The Electric Buttocks has been Montreal's temple of the underground for four decades. Les Foufounes Electriques - Cabaret Fouf or simply Foufs to the city - opened in spring 1983 at 87 Rue Sainte-Catherine Est in the Quartier Latin, founded by Norman Boileau, Francois Gourd and Bernard Paquet, three friends from a musical theatre troupe who took over the former Zoobar and turned it into a hybrid nightclub, performance-art laboratory and stage for emerging musicians. The provocative name came from a founding stunt in which the owners printed their painted backsides onto old television screens - a carnival aesthetic the venue never abandoned.
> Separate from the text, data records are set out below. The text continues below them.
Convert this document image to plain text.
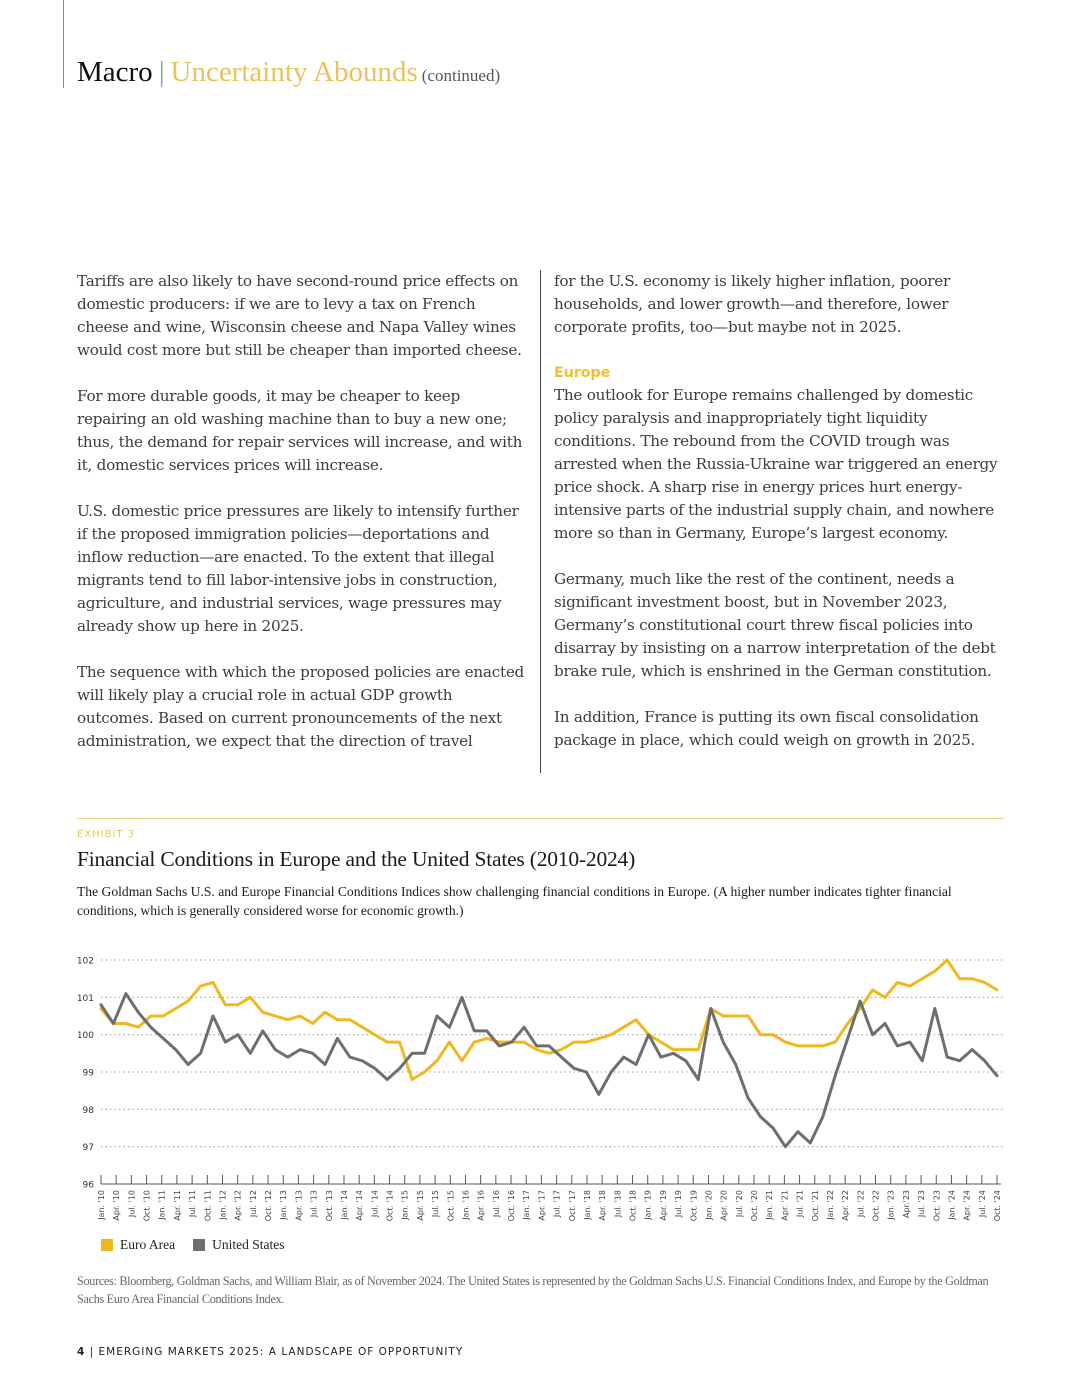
Macro | Uncertainty Abounds (continued)

Tariffs are also likely to have second-round price effects on domestic producers: if we are to levy a tax on French cheese and wine, Wisconsin cheese and Napa Valley wines would cost more but still be cheaper than imported cheese.

For more durable goods, it may be cheaper to keep repairing an old washing machine than to buy a new one; thus, the demand for repair services will increase, and with it, domestic services prices will increase.

U.S. domestic price pressures are likely to intensify further if the proposed immigration policies—deportations and inflow reduction—are enacted. To the extent that illegal migrants tend to fill labor-intensive jobs in construction, agriculture, and industrial services, wage pressures may already show up here in 2025.

The sequence with which the proposed policies are enacted will likely play a crucial role in actual GDP growth outcomes. Based on current pronouncements of the next administration, we expect that the direction of travel

for the U.S. economy is likely higher inflation, poorer households, and lower growth—and therefore, lower corporate profits, too—but maybe not in 2025.

Europe

The outlook for Europe remains challenged by domestic policy paralysis and inappropriately tight liquidity conditions. The rebound from the COVID trough was arrested when the Russia-Ukraine war triggered an energy price shock. A sharp rise in energy prices hurt energy-intensive parts of the industrial supply chain, and nowhere more so than in Germany, Europe’s largest economy.

Germany, much like the rest of the continent, needs a significant investment boost, but in November 2023, Germany’s constitutional court threw fiscal policies into disarray by insisting on a narrow interpretation of the debt brake rule, which is enshrined in the German constitution.

In addition, France is putting its own fiscal consolidation package in place, which could weigh on growth in 2025.

EXHIBIT 3
Financial Conditions in Europe and the United States (2010-2024)
The Goldman Sachs U.S. and Europe Financial Conditions Indices show challenging financial conditions in Europe. (A higher number indicates tighter financial conditions, which is generally considered worse for economic growth.)
96
97
98
99
100
101
102
Jan. '10 Apr. '10 Jul. '10 Oct. '10 Jan. '11 Apr. '11 Jul. '11 Oct. '11 Jan. '12 Apr. '12 Jul. '12 Oct. '12 Jan. '13 Apr. '13 Jul. '13 Oct. '13 Jan. '14 Apr. '14 Jul. '14 Oct. '14 Jan. '15 Apr. '15 Jul. '15 Oct. '15 Jan. '16 Apr. '16 Jul. '16 Oct. '16 Jan. '17 Apr. '17 Jul. '17 Oct. '17 Jan. '18 Apr. '18 Jul. '18 Oct. '18 Jan. '19 Apr. '19 Jul. '19 Oct. '19 Jan. '20 Apr. '20 Jul. '20 Oct. '20 Jan. '21 Apr. '21 Jul. '21 Oct. '21 Jan. '22 Apr. '22 Jul. '22 Oct. '22 Jan. '23 Apr.'23 Jul. '23 Oct. '23 Jan. '24 Apr. '24 Jul. '24 Oct. '24
Euro Area	United States
Sources: Bloomberg, Goldman Sachs, and William Blair, as of November 2024. The United States is represented by the Goldman Sachs U.S. Financial Conditions Index, and Europe by the Goldman Sachs Euro Area Financial Conditions Index.
4 | EMERGING MARKETS 2025: A LANDSCAPE OF OPPORTUNITY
Through the 1980s and 1990s Foufs became the principal gathering place for Montreal's punk, goth, industrial, grunge and alternative communities, drawing comparisons to New York's CBGB. The booking history is extraordinary: Nirvana, Green Day, the Smashing Pumpkins, Nine Inch Nails, Primus, Queens of the Stone Age, the Misfits and Marianne Faithfull all played the room, while Quebec acts from Grim Skunk and Groovy Aardvark to Jean Leloup and the Tragically Hip used its stages as a launching pad. Live painting sessions dripped art down the walls - literally - during the legendary Peinture en Direct events. The building itself is part of the mythology: multiple levels connected by industrial stairwells, two concert spaces and a dance floor accommodating up to 615 people across a night, graffiti-saturated surfaces, a mechanical spider over the terrace, and a sci-fi-meets-dive-bar aesthetic that repeated renovations have expanded without sanitising. Cheap pitchers and an unbothered door policy keep the crowd genuinely mixed - moshers, students, tourists and lifers. Still independent and still loud, Foufs programs punk, metal, hardcore, hip-hop and electronic nights weekly, with afternoon terrace service easing into shows that run past 3 AM. Metro stops at Saint-Laurent and Berri-UQAM bracket the block, and the venue remains what it was built to be in 1983: the safest place in Montreal to be strange.